I’m pleased to announce my flash fiction piece, “Boulder, Rock, Score,” is in the fall 2015 issue of StreetLight Magazine. SL is an online literary magazine based out of Charlottesville, VA.

“Boulder, Rock, Score,” was inspired by the story of Sharon Budd, a middle school language arts teacher and breast cancer survivor who was struck in the head by a 4.7 lb rock thrown from an overpass as her daughter drove them to a weekend in New York City. The incident occurred in the summer of 2014 on Interstate 80, just north of where I live. While the story made international headlines, it was the compassionate and caring coverage from Evamarie Socha of the local newspaper, The Daily Item, that brought this horrific incident down to earth for me. I was gripped for months.

In September of 2014, I sat in a workshop with Sarah Combs at the Kentucky Womens Writers Conference and details from this story began to pour out. I took the narrative POV of the teenage daughter driving the car. The story I crafted would leave the world of the Budd family, but was still rooted in it.
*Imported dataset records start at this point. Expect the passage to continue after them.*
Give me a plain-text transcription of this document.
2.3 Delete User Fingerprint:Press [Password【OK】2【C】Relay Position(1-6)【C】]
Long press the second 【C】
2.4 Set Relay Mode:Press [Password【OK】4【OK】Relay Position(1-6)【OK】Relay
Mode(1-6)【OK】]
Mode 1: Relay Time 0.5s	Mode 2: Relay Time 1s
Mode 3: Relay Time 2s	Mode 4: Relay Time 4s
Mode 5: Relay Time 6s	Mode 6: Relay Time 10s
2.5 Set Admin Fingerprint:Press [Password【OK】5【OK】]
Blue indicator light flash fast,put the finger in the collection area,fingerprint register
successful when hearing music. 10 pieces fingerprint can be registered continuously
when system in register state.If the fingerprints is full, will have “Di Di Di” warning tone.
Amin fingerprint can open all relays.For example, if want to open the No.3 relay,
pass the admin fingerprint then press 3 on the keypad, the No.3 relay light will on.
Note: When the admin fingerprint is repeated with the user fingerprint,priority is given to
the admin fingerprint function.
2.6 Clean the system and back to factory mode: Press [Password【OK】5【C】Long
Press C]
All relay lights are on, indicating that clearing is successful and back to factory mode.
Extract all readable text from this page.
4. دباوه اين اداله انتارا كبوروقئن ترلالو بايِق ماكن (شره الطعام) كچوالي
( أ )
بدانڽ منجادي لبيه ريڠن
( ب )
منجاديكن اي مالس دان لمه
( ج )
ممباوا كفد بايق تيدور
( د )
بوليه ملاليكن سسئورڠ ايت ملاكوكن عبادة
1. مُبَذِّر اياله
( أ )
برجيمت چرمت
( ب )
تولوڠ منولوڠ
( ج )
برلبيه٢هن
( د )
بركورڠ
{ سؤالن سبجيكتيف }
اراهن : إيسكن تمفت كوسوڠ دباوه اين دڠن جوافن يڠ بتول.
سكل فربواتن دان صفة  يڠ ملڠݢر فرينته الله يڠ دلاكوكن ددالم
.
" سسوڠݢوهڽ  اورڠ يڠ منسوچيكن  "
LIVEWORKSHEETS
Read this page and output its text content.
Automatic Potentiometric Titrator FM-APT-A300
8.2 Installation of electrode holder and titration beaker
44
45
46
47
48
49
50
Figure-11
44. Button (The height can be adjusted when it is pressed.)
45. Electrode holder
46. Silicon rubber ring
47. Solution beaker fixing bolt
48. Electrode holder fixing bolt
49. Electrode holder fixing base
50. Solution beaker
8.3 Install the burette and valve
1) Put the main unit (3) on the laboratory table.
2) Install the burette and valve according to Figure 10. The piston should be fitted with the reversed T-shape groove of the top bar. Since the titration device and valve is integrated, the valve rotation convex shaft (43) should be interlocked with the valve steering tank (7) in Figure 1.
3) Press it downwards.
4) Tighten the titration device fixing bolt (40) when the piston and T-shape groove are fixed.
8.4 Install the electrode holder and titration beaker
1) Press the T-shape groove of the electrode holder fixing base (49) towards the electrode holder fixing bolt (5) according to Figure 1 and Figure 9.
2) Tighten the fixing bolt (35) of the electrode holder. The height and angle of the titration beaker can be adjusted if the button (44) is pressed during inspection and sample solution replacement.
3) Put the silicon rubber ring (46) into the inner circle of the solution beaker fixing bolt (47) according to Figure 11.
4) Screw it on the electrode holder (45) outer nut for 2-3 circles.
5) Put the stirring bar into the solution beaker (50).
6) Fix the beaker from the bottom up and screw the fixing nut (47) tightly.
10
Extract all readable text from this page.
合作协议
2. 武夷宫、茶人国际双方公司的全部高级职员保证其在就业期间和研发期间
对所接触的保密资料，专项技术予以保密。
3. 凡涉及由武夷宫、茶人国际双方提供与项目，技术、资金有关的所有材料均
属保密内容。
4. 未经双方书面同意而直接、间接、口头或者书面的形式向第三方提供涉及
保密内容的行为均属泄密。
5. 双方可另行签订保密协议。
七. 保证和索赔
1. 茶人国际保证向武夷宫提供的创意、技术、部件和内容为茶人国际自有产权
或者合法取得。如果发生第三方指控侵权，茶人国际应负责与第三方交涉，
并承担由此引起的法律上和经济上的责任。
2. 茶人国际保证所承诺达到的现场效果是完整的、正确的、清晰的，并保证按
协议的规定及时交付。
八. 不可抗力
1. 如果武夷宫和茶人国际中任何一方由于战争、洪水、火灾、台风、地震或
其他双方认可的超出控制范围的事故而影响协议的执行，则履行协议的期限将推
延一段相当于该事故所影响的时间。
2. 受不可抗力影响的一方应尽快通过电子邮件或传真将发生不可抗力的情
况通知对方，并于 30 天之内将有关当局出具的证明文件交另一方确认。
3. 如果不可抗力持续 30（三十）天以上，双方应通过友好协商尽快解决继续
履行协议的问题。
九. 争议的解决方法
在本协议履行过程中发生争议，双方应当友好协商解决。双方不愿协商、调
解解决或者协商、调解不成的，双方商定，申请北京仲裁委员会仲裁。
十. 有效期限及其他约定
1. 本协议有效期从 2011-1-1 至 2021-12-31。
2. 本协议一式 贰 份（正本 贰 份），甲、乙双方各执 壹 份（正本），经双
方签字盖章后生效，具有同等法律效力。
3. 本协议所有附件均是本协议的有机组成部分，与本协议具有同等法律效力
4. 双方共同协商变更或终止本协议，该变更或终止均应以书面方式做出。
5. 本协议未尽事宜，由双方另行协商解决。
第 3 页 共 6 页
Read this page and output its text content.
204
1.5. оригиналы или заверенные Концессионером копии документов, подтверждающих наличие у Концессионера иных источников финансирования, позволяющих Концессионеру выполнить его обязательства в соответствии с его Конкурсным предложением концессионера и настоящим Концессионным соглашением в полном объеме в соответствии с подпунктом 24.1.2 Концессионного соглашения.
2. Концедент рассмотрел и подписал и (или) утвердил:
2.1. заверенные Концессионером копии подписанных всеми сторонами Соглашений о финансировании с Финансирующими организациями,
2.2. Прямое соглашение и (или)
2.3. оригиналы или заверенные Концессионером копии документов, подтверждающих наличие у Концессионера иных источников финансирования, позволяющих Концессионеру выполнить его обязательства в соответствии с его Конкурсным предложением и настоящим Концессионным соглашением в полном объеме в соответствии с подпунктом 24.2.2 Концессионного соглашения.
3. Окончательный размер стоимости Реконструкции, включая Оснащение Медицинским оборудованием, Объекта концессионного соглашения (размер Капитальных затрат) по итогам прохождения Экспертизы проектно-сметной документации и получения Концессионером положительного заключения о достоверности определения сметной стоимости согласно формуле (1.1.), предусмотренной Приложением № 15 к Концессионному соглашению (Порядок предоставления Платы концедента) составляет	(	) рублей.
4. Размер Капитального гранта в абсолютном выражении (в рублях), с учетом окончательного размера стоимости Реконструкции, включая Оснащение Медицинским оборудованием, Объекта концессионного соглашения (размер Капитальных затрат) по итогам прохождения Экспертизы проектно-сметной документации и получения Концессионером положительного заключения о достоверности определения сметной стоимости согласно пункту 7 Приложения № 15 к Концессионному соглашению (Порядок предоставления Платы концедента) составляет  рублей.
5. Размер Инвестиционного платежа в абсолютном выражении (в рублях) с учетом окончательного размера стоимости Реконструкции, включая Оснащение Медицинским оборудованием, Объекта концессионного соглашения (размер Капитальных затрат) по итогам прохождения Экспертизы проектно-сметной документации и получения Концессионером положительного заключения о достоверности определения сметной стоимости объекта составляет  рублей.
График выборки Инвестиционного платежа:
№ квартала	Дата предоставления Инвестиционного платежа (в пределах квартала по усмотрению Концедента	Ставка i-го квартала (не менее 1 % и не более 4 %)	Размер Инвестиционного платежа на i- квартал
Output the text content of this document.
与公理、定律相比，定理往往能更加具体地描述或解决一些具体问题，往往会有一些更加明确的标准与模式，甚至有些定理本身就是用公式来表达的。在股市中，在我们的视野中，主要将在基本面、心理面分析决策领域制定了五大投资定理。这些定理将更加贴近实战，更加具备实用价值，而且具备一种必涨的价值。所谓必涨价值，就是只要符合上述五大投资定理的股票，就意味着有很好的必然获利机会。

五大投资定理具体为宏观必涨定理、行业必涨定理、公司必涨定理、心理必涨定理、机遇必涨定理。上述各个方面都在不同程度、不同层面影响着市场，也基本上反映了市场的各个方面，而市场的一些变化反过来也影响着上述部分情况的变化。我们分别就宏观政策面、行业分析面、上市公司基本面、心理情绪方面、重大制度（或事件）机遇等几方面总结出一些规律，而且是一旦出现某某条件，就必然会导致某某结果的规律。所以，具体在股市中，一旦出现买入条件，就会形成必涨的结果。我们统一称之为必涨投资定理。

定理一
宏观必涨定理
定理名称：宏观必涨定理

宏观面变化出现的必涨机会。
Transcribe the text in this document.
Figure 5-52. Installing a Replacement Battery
By April 2015, I had a 1,000 word piece of fiction. I contemplated expanding the piece, but just felt that moment of impact was too powerful to stray from. I took the piece to Barrelhouse’s Conversations and Connections conference in Washington, D.C. I sat down with Travis Kurowski, editor of Story, for “speed dating with an editor” and asked him to read the piece. He really honed in on what I was doing, advising me to make it even shorter. He asked if I had much exposure to flash fiction, and I didn’t really but was still trying my hand at it because it’s was the subject matter seemed to need. I took his specific feedback, spent some time reading flash fiction around the web, and pared the piece down to 490 words.

And that piece, those 490 words, amount to my first literary publication credit. Seriously, you guys, my first. I’ve had so much professional work in marketing and freelancing published, yet none of those pieces over the years has made me as excited as these 490 words.